Cependant, le premier ministre semblait convaincu par l'attitude des ambassadeurs. Il avait indiqué avoir clairement entendu les propos de Guire Piederson, de Bernard Emié (ambassadeur de France au Liban) et de Jeffrey Feltman(ambassadeur des Etats Unis), qui lui avaient affirmé que « la situation a atteint un tel niveau de gravité, qu'il faut désormais prendre une position nette ». C'est alors que fut publié le communiqué du gouvernement annonçant qu'il n'était pas au courant de l'opération de capture , qu'aucune responsabilité ne lui incombe et qu'il n'approuve point les évènements en cours près des frontières internationales....

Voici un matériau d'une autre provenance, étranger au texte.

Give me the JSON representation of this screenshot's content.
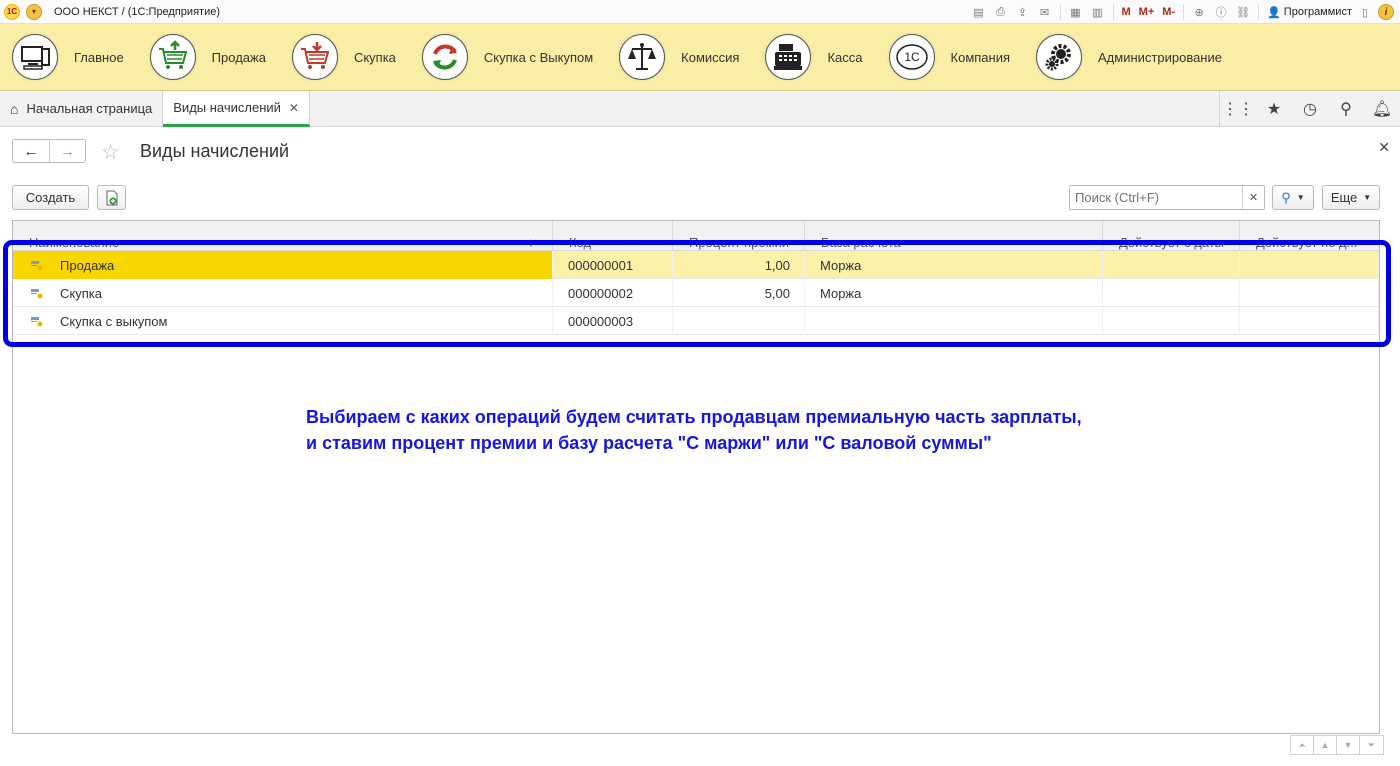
{
  "titlebar": {
    "logo": "1С",
    "title": "ООО НЕКСТ /   (1С:Предприятие)",
    "memory_buttons": [
      "M",
      "M+",
      "M-"
    ],
    "user": "Программист"
  },
  "sections": [
    {
      "label": "Главное",
      "icon": "computer-icon"
    },
    {
      "label": "Продажа",
      "icon": "cart-up-icon"
    },
    {
      "label": "Скупка",
      "icon": "cart-down-icon"
    },
    {
      "label": "Скупка с Выкупом",
      "icon": "cycle-arrows-icon"
    },
    {
      "label": "Комиссия",
      "icon": "scales-icon"
    },
    {
      "label": "Касса",
      "icon": "cash-register-icon"
    },
    {
      "label": "Компания",
      "icon": "company-logo-icon"
    },
    {
      "label": "Администрирование",
      "icon": "gears-icon"
    }
  ],
  "company_logo_text": "1С",
  "tabs": {
    "home": "Начальная страница",
    "active": "Виды начислений"
  },
  "form": {
    "title": "Виды начислений",
    "create_label": "Создать",
    "search_placeholder": "Поиск (Ctrl+F)",
    "more_label": "Еще"
  },
  "table": {
    "columns": [
      "Наименование",
      "Код",
      "Процент премии",
      "База расчета",
      "Действует с даты",
      "Действует по д..."
    ],
    "rows": [
      {
        "name": "Продажа",
        "code": "000000001",
        "percent": "1,00",
        "base": "Моржа",
        "from": "",
        "to": ""
      },
      {
        "name": "Скупка",
        "code": "000000002",
        "percent": "5,00",
        "base": "Моржа",
        "from": "",
        "to": ""
      },
      {
        "name": "Скупка с выкупом",
        "code": "000000003",
        "percent": "",
        "base": "",
        "from": "",
        "to": ""
      }
    ]
  },
  "annotation": {
    "line1": "Выбираем с каких операций будем считать продавцам премиальную часть зарплаты,",
    "line2": "и ставим процент премии и базу расчета \"С маржи\" или \"С валовой суммы\""
  },
  "colors": {
    "section_bg": "#faeea6",
    "selected_row": "#fbf1a8",
    "focused_cell": "#f8d700",
    "highlight_border": "#0000e6",
    "annotation_text": "#1515e6",
    "active_tab_underline": "#28a745"
  }
}
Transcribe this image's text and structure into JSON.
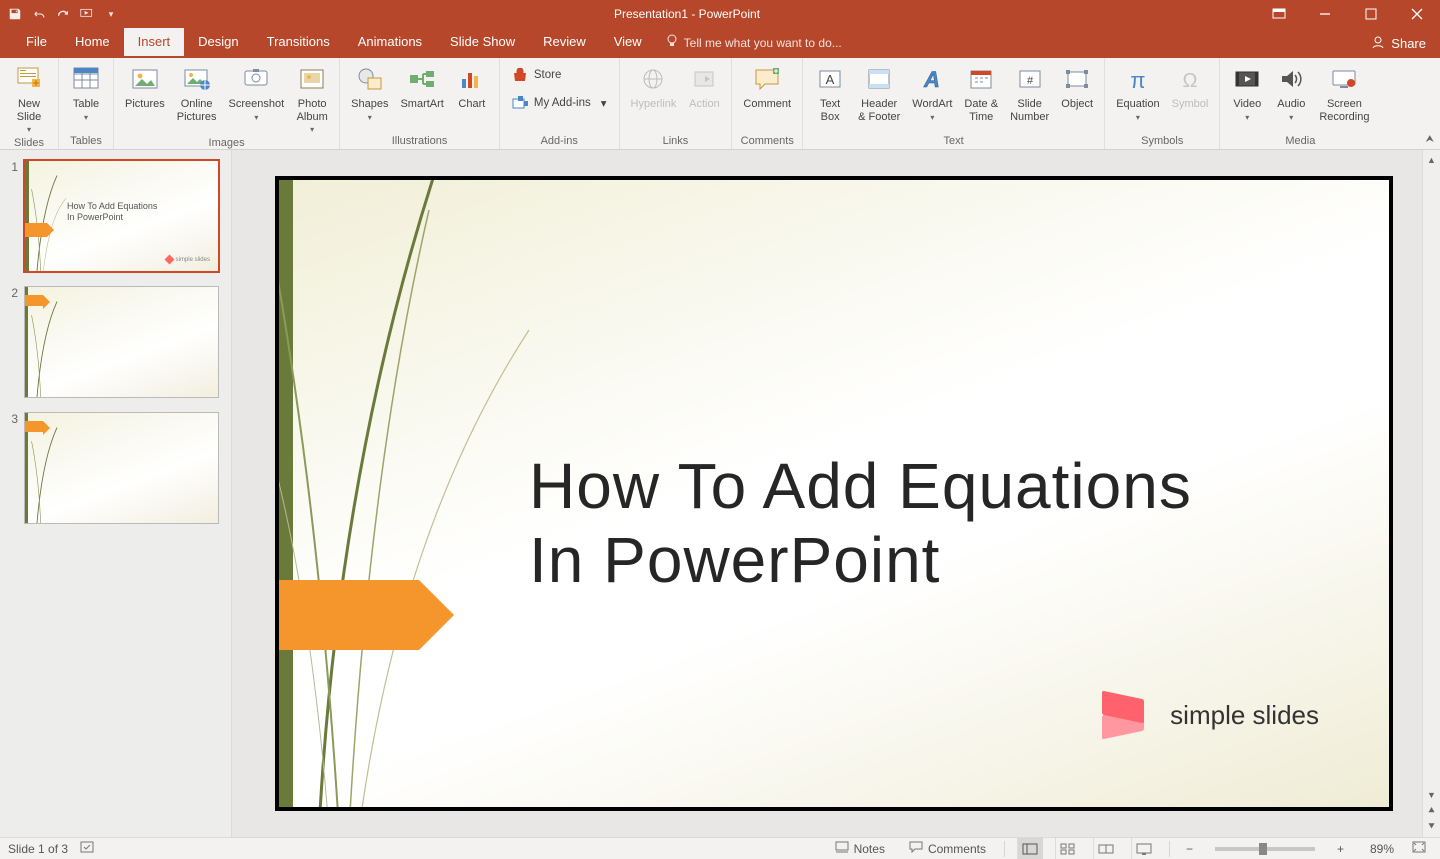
{
  "app": {
    "title": "Presentation1 - PowerPoint"
  },
  "qat": {
    "save": "Save",
    "undo": "Undo",
    "redo": "Redo",
    "start": "Start From Beginning"
  },
  "win": {
    "displayopts": "Ribbon Display Options",
    "min": "Minimize",
    "max": "Restore Down",
    "close": "Close"
  },
  "tabs": {
    "file": "File",
    "items": [
      "Home",
      "Insert",
      "Design",
      "Transitions",
      "Animations",
      "Slide Show",
      "Review",
      "View"
    ],
    "activeIndex": 1,
    "tellme_placeholder": "Tell me what you want to do...",
    "share": "Share"
  },
  "ribbon": {
    "groups": {
      "slides": {
        "label": "Slides",
        "newSlide": "New\nSlide"
      },
      "tables": {
        "label": "Tables",
        "table": "Table"
      },
      "images": {
        "label": "Images",
        "pictures": "Pictures",
        "online": "Online\nPictures",
        "screenshot": "Screenshot",
        "album": "Photo\nAlbum"
      },
      "illustrations": {
        "label": "Illustrations",
        "shapes": "Shapes",
        "smartart": "SmartArt",
        "chart": "Chart"
      },
      "addins": {
        "label": "Add-ins",
        "store": "Store",
        "myaddins": "My Add-ins"
      },
      "links": {
        "label": "Links",
        "hyperlink": "Hyperlink",
        "action": "Action"
      },
      "comments": {
        "label": "Comments",
        "comment": "Comment"
      },
      "text": {
        "label": "Text",
        "textbox": "Text\nBox",
        "headerfooter": "Header\n& Footer",
        "wordart": "WordArt",
        "datetime": "Date &\nTime",
        "slidenumber": "Slide\nNumber",
        "object": "Object"
      },
      "symbols": {
        "label": "Symbols",
        "equation": "Equation",
        "symbol": "Symbol"
      },
      "media": {
        "label": "Media",
        "video": "Video",
        "audio": "Audio",
        "screenrec": "Screen\nRecording"
      }
    }
  },
  "thumbs": {
    "count": 3,
    "selected": 1,
    "slide1_title": "How To Add Equations\nIn PowerPoint",
    "slide1_brand": "simple slides"
  },
  "slide": {
    "title": "How To Add Equations In PowerPoint",
    "brand": "simple slides"
  },
  "status": {
    "slide_of": "Slide 1 of 3",
    "notes": "Notes",
    "comments": "Comments",
    "zoom_pct": "89%",
    "zoom_out": "−",
    "zoom_in": "+"
  }
}
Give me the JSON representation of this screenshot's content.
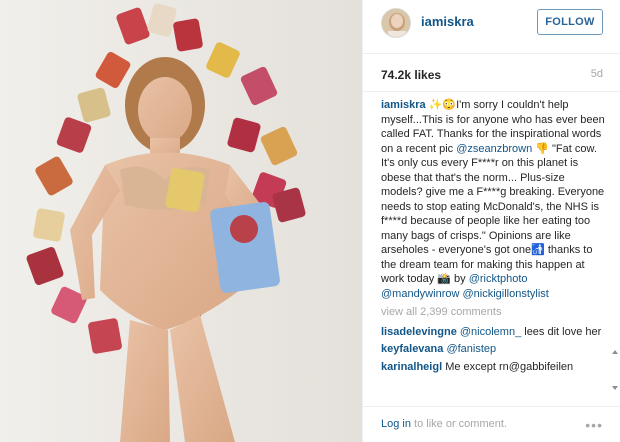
{
  "post": {
    "username": "iamiskra",
    "follow_label": "FOLLOW",
    "likes": "74.2k likes",
    "age": "5d"
  },
  "caption": {
    "username": "iamiskra",
    "t1": " ✨😳I'm sorry I couldn't help myself...This is for anyone who has ever been called FAT. Thanks for the inspirational words on a recent pic ",
    "m1": "@zseanzbrown",
    "t2": " 👎 \"Fat cow. It's only cus every F****r on this planet is obese that that's the norm... Plus-size models? give me a F****g breaking. Everyone needs to stop eating McDonald's, the NHS is f****d because of people like her eating too many bags of crisps.\" Opinions are like arseholes - everyone's got one🚮 thanks to the dream team for making this happen at work today 📸 by ",
    "m2": "@ricktphoto",
    "m3": "@mandywinrow",
    "m4": "@nickigillonstylist"
  },
  "view_all": "view all 2,399 comments",
  "comments": [
    {
      "user": "lisadelevingne",
      "mention": "@nicolemn_",
      "text": " lees dit love her"
    },
    {
      "user": "keyfalevana",
      "mention": "@fanistep",
      "text": ""
    },
    {
      "user": "karinalheigl",
      "mention": "",
      "text": "Me except rn@gabbifeilen"
    }
  ],
  "footer": {
    "login": "Log in",
    "rest": " to like or comment.",
    "more": "•••"
  },
  "icons": {
    "avatar": "avatar",
    "more": "more-options-icon"
  },
  "colors": {
    "link": "#125688",
    "follow_border": "#6f97b6",
    "muted": "#a5a7aa"
  }
}
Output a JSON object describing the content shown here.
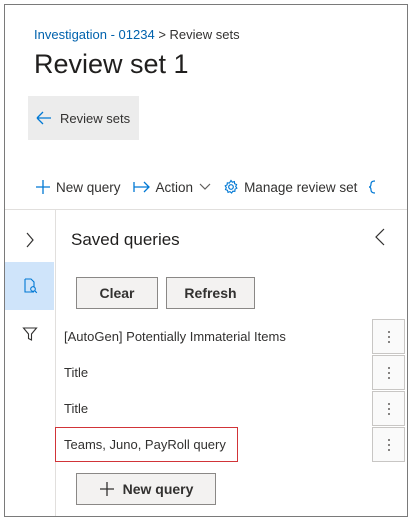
{
  "breadcrumb": {
    "link": "Investigation - 01234",
    "separator": " > ",
    "current": "Review sets"
  },
  "page": {
    "title": "Review set 1"
  },
  "back_button": {
    "label": "Review sets"
  },
  "commands": {
    "new_query": "New query",
    "action": "Action",
    "manage": "Manage review set"
  },
  "panel": {
    "title": "Saved queries",
    "clear_label": "Clear",
    "refresh_label": "Refresh",
    "queries": [
      {
        "label": "[AutoGen] Potentially Immaterial Items"
      },
      {
        "label": "Title"
      },
      {
        "label": "Title"
      },
      {
        "label": "Teams, Juno, PayRoll query"
      }
    ],
    "new_query_label": "New query"
  },
  "colors": {
    "link": "#0062ad",
    "accent": "#0078d4",
    "active_rail": "#cfe4fa",
    "highlight_border": "#d13438"
  }
}
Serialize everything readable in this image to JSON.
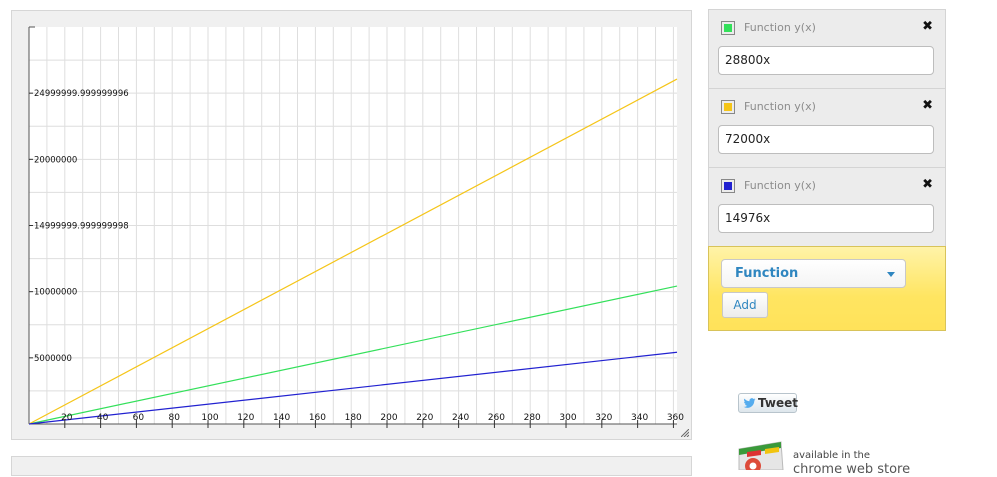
{
  "plot": {
    "y_tick_labels": [
      "5000000",
      "10000000",
      "14999999.999999998",
      "20000000",
      "24999999.999999996"
    ],
    "x_tick_labels": [
      "20",
      "40",
      "60",
      "80",
      "100",
      "120",
      "140",
      "160",
      "180",
      "200",
      "220",
      "240",
      "260",
      "280",
      "300",
      "320",
      "340",
      "360"
    ]
  },
  "chart_data": {
    "type": "line",
    "x_range": [
      0,
      362
    ],
    "y_range": [
      0,
      30000000
    ],
    "series": [
      {
        "expr": "28800x",
        "color": "#33e05a",
        "slope": 28800
      },
      {
        "expr": "72000x",
        "color": "#f5c518",
        "slope": 72000
      },
      {
        "expr": "14976x",
        "color": "#2121d0",
        "slope": 14976
      }
    ]
  },
  "functions": [
    {
      "title": "Function y(x)",
      "value": "28800x",
      "color": "#33e05a",
      "close": "✖"
    },
    {
      "title": "Function y(x)",
      "value": "72000x",
      "color": "#f5c518",
      "close": "✖"
    },
    {
      "title": "Function y(x)",
      "value": "14976x",
      "color": "#2121d0",
      "close": "✖"
    }
  ],
  "add_panel": {
    "type_selected": "Function",
    "add_label": "Add"
  },
  "tweet": {
    "label": "Tweet"
  },
  "store": {
    "small": "available in the",
    "big": "chrome web store"
  }
}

Hussein Khalil : le timing de l'opération était du ressort de nos frères sur le terrain

Le président Nabih Berri avait écouté dans sa demeure la conférence de presse tenue par Sayed Hassan Nasrallah et en a commenté la netteté et la fermeté des propos, ainsi que les signaux positifs adressés aux autres patries. Hajj Hussein Khalil était présent et a rapporté au président Berri la missive suivante de la part de Sayed Nasrallah : « nous avons reçu le message de Siniora et l'avons bien écouté. Nous vous disons que nous ne voulons pas la guerre, mais que nous nous sommes préparés au combat. Nous réclamons une opération d'échange des captifs pour laquelle les canaux sont ouverts. Mais nous refusons catégoriquement de les livrer au gouvernement libanais et ce pour ne pas embarrasser l'Etat au cas où Israël ne s'engage pas. Nous sommes prêts aux négociations indirectes et nous n'envisageons pas d'escalade. Mais nous ne l'annoncerons pas et nous ne réclamerons pas d'accalmie ».

Le président Berri de répondre : « J'insiste à ce que le discours politique n'affecte pas l'unité nationale en une telle conjoncture ». (Des responsables du 14 Mars, dont le président Amin Gemayel, le député Boutros Harb, Samir Geagea et Fares Soueid, avaient commencé de s'interroger sur le timing et les objectifs de l'opération).

Le souci du président Berri était de pouvoir faire face à toute possible opération de déplacement, alors que hajj Hussein Khalil a exposé les détails de l'opération en disant : « le timing était du ressort de nos frères sur le terrain. Même le commandement du parti l'ignorait, puisque les instructions étaient données pour observer les points faibles de l'ennemi tout au long de la zone frontalière. Le groupe qui a captivé les soldats surveillait la zone depuis plusieurs jours, comme d'habitude. Et quand il a déterminé une cible, les instructions du commandement étaient rapides. Agir. »

Il poursuit : « Lorsque l'israélien a réagi, les combattants étaient dans un lieu sûre, et je t'assure qu'en ce moment les captifs se trouvent dans un lieu que l'israélien ne peut point atteindre. La réaction de l'israélien dans la région l'a plus lésé ».

Réitérant les propos de Sayed Nasrallah, hajj Khalil a affirmé que le Hezbollah ne veut pas d'escalade. « Si un cessez-le-feu est proposé, nous ne le refusons pas, tout comme des pourparlers indirectes » a-t-il conclu.